À ce titre, la performance d’Yvonne Strahovski est remarquable. On ne cesse de louer les variations du jeu d’Elisabeth Moss, mais l’émotion affichée par l’actrice australienne au travers d’une personnalité froide et intimidante force le respect. La séquence qui la voit affirmer un refus à June au sujet d’Hannah et qu’elle prolonge ensuite par des spasmes du visage est bouleversante. On savait tout le talent de Moss. On ne peut désormais plus ignorer celui de Strahovski.
Alors, quel commandant a la peau dure ?
Musique :
- Peace par Norah Jones, lorsque Serena invite quelques servantes pour un déjeuner surprise en l’honneur d’Offred.
- Oh Bondage! Up yours! par X-Ray Spex. Un titre tout à fait opportun pour ce final explosif. À noter que les X-Ray Spex ont eu une courte carrière au sein de la scène punk anglaise à la fin des années 70 mais très remarquée du fait de leur incorporation du saxophone ainsi que par le talent de leur chanteuse remarquable (Poly Styrene).
Remarques :
- Le centre Rachel & Leah correspond au lieu de formation des servantes. Il est aussi appelé officieusement le “Red Center” (la couleur rouge mais aussi en référence à sa vocation de « rééducation »).
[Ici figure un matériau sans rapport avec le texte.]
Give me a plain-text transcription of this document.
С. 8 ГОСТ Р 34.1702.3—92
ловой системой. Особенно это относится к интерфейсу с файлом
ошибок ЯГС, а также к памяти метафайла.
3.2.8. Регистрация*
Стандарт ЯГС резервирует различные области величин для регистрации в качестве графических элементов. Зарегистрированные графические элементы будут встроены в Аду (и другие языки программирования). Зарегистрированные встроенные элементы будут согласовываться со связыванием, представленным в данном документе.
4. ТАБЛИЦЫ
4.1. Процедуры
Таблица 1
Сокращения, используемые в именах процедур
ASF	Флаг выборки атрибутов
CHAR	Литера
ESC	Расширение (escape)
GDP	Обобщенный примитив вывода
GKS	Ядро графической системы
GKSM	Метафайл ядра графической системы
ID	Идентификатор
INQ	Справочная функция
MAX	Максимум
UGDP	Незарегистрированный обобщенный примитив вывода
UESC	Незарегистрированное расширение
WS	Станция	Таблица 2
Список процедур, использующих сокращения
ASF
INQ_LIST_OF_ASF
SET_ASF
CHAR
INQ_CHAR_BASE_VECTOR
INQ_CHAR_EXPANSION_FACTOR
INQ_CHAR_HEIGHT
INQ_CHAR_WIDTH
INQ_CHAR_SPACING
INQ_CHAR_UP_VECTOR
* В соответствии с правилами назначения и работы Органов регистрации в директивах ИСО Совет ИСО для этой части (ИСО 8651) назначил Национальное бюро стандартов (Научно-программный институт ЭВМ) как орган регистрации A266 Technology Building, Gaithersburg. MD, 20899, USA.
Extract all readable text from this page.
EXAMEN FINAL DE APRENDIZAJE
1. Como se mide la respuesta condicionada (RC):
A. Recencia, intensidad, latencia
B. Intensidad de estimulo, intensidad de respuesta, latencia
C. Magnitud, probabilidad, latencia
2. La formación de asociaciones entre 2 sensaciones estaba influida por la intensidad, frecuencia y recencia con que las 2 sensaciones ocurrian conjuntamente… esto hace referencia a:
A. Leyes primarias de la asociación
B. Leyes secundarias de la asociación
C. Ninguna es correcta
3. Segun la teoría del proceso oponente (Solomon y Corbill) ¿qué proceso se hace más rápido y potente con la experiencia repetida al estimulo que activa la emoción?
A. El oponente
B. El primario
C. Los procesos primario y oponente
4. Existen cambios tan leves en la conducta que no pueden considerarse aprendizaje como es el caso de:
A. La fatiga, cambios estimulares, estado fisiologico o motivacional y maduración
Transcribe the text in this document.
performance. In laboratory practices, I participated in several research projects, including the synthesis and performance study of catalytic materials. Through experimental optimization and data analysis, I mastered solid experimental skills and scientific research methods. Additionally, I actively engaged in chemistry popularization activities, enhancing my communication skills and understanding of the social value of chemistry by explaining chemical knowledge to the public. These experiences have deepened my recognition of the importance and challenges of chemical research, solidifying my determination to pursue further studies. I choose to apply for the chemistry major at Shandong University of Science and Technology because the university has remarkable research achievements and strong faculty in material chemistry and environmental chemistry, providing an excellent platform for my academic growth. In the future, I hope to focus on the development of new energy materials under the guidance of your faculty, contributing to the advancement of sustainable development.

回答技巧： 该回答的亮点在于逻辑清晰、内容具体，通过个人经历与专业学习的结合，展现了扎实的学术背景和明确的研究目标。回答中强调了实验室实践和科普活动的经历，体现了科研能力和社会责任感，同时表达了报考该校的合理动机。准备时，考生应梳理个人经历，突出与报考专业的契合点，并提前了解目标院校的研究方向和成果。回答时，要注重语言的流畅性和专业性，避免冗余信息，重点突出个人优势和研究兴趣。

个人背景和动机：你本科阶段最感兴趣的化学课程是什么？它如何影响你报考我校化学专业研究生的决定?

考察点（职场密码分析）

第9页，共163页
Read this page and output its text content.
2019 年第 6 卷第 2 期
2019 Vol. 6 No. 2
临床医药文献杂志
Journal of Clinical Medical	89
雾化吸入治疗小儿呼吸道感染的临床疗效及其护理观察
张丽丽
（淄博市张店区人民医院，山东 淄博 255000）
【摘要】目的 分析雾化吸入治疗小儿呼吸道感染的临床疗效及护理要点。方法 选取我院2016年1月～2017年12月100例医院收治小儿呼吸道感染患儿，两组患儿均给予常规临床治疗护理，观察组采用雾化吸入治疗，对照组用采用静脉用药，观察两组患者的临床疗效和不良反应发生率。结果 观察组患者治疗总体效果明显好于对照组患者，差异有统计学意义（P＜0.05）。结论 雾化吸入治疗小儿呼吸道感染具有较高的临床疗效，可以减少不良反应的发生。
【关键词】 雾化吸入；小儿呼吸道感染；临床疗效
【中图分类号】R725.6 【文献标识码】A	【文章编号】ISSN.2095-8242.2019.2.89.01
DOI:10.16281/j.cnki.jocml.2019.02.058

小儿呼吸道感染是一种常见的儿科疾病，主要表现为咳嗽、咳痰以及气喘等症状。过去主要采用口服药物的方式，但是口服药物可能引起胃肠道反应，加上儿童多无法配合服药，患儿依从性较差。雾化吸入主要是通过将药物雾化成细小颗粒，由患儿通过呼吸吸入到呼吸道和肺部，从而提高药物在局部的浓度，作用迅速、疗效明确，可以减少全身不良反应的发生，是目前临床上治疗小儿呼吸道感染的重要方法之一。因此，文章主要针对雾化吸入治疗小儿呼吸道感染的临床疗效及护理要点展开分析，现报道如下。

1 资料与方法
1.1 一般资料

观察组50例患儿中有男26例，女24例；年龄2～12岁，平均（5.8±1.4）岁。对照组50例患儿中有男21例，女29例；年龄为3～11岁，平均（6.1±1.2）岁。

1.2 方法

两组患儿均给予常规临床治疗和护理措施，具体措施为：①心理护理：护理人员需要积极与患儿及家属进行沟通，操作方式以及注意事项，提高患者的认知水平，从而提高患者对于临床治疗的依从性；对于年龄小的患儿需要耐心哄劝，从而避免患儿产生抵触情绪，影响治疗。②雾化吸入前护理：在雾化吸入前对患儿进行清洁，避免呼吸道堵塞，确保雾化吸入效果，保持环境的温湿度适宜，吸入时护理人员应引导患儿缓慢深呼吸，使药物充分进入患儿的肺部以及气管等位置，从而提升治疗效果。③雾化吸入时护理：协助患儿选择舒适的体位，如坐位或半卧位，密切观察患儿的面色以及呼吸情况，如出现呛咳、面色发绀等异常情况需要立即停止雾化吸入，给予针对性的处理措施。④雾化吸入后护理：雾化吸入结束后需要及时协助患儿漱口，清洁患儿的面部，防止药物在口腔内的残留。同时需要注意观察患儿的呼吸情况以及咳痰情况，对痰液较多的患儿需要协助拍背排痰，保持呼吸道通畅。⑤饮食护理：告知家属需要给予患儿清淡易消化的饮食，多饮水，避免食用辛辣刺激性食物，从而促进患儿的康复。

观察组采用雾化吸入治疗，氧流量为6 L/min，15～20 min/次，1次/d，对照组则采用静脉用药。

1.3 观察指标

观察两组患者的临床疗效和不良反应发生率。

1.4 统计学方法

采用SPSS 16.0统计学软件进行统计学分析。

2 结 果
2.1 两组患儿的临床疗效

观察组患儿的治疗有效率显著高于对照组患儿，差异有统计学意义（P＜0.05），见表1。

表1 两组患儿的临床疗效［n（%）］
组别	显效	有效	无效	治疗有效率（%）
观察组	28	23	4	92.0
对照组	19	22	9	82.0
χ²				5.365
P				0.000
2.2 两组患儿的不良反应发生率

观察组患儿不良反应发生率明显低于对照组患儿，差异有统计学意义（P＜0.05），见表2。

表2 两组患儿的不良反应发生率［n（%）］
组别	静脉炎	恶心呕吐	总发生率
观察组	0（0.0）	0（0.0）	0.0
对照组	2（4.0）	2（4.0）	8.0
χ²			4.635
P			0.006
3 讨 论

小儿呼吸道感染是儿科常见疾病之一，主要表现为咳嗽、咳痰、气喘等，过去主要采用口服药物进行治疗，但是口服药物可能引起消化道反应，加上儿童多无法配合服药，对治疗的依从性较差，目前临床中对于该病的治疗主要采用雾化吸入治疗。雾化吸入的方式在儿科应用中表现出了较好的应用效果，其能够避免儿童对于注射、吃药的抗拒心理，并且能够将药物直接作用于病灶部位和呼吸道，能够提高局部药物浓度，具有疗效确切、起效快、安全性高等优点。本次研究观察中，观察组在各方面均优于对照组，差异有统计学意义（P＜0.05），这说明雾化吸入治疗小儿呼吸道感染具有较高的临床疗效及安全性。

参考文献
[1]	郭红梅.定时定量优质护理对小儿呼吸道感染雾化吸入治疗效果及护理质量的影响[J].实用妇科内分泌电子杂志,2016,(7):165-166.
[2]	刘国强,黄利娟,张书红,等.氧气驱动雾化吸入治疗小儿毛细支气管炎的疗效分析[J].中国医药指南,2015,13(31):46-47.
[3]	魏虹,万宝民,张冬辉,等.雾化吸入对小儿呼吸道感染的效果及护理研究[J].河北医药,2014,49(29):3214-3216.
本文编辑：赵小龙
Rachel et Léah sont issus de la bible et leur histoire inspire les « cerveaux » de Gilead quant à la fonction des servantes.
- Boylston Street est l’artère principale qui traverse Boston d’Est en Ouest.
- Le passage durant lequel Serena vient promouvoir son livre devant l’auditoire d’une université est peut-être inspiré d’une situation réelle très similaire durant laquelle Ann Coulter (Fervente supportrice de Trump) avait été chaudement accueillie à Berkeley.
- Vous pressentez aussi que Serena a sûrement perdu avec cette blessure par balle la possibilité d’avoir des enfants.
Liens :
- Pour The Hollywood Reporter, Elisabeth Moss (Offred / June) explique notamment qu’elle a le dernier mot pour toute scène de nudité.
THE HANDMAID’S TALE (HULU) saison 2 en 13 épisodes,
Diffusée en US+24 et VM sur OCS depuis le 26 avril.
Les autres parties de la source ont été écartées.